III. Reflexión Final:
                        Nos guste o no nos guste, hasta los peores genocidas, torturadores y delincuentes en general están amparados por las normas de derechos humanos y tienen derecho a que se respete su derecho al debido proceso, a la irretroactividad de las leyes, y a la cosa juzgada. No podemos violar los derechos humanos de unos para perseguir el juzgamiento de crímenes cometidos en perjuicio de otros.
                        Y he allí lo maravilloso de los derechos humanos: son de todos y para todos, y no de algunos en perjuicio de otros. Los derechos humanos no son patrimonio de la derecha ni de la izquierda; al contrario: son demasiado importantes para dejarlos en manos de una parcialidad.





[1] Para mayor desarrollo, puede verse nuestro artículo “Crimen y Castigo. Los Derechos Humanos en Argentina a Fines del Siglo XX”, en Revista Científica de la Universidad de Ciencias Empresariales y Sociales, Vol. IV, n* 2, Primavera de 2000, pág. 238 y ss.

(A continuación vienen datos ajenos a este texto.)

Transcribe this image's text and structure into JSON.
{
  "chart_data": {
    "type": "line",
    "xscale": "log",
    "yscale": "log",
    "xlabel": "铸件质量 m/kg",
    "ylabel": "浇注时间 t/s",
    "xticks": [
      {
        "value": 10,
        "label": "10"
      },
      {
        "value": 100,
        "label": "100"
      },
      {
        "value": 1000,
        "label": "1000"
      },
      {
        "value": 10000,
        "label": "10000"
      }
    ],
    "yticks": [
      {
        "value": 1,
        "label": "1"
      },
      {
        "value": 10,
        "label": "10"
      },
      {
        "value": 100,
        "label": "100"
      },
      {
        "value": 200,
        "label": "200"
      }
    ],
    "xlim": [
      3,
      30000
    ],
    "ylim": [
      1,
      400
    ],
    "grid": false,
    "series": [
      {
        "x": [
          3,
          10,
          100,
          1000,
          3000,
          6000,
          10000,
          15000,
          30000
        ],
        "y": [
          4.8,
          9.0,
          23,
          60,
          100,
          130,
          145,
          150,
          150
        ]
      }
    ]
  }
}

[2] Nino, Carlos S., Juicio al Mal Asoluto, Buenos Aires, Emecé, 1996, pág. 114. En el mismo sentido puede verse Vanossi, Jorge, “Una ley necesaria para seguir adelante”, en La Nación del 2 de marzo de 2003, Sección 7, página 5.
[3] Cassese, Antonio, Los Derechos Humanos en el Mundo Contemporáneo, Barcelona, Ariel, 1991, pág. 185.
[4] Fallos 315:1492. 
[5] Según lo resuelto en “Martín y Cía. Ltda.”, de 1963 (Fallos 257:99) y en “Esso S.A. Petrolera Argentina”, de 1968, (Fallos 271:7)

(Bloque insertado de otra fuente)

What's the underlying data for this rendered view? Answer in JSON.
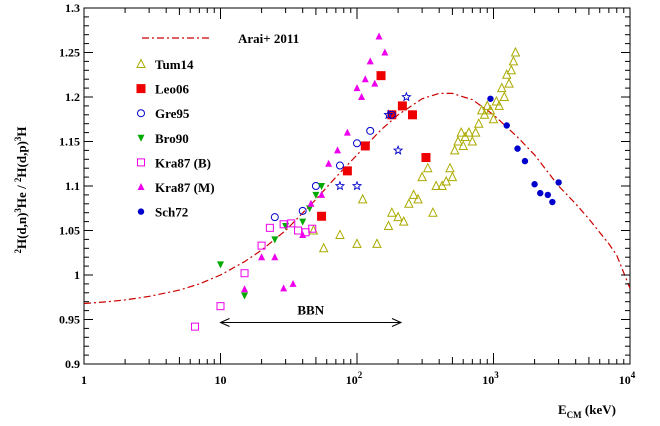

[6] Gordillo, Agustín, “Decláranse Insanablemente nulas las leyes 23.492 y 23.521” en La Ley del 25 de Agosto de 2003, pág. 1.
[7] Lo correcto terminológicamente es decir: “la Comisión Interamericana opina (o sostiene) que dichas leyes son nulas” y no que “las declaró nulas”.
[8] Hemos tratado el tema con mayor detalle en nuestro libro El Bloque de Constitucionalidad: La Recepcion del Derecho Internacional de los Derechos Humanos en el Derecho Constitucional Argentino, Buenos Aires, La Ley, 2003, pág. 274.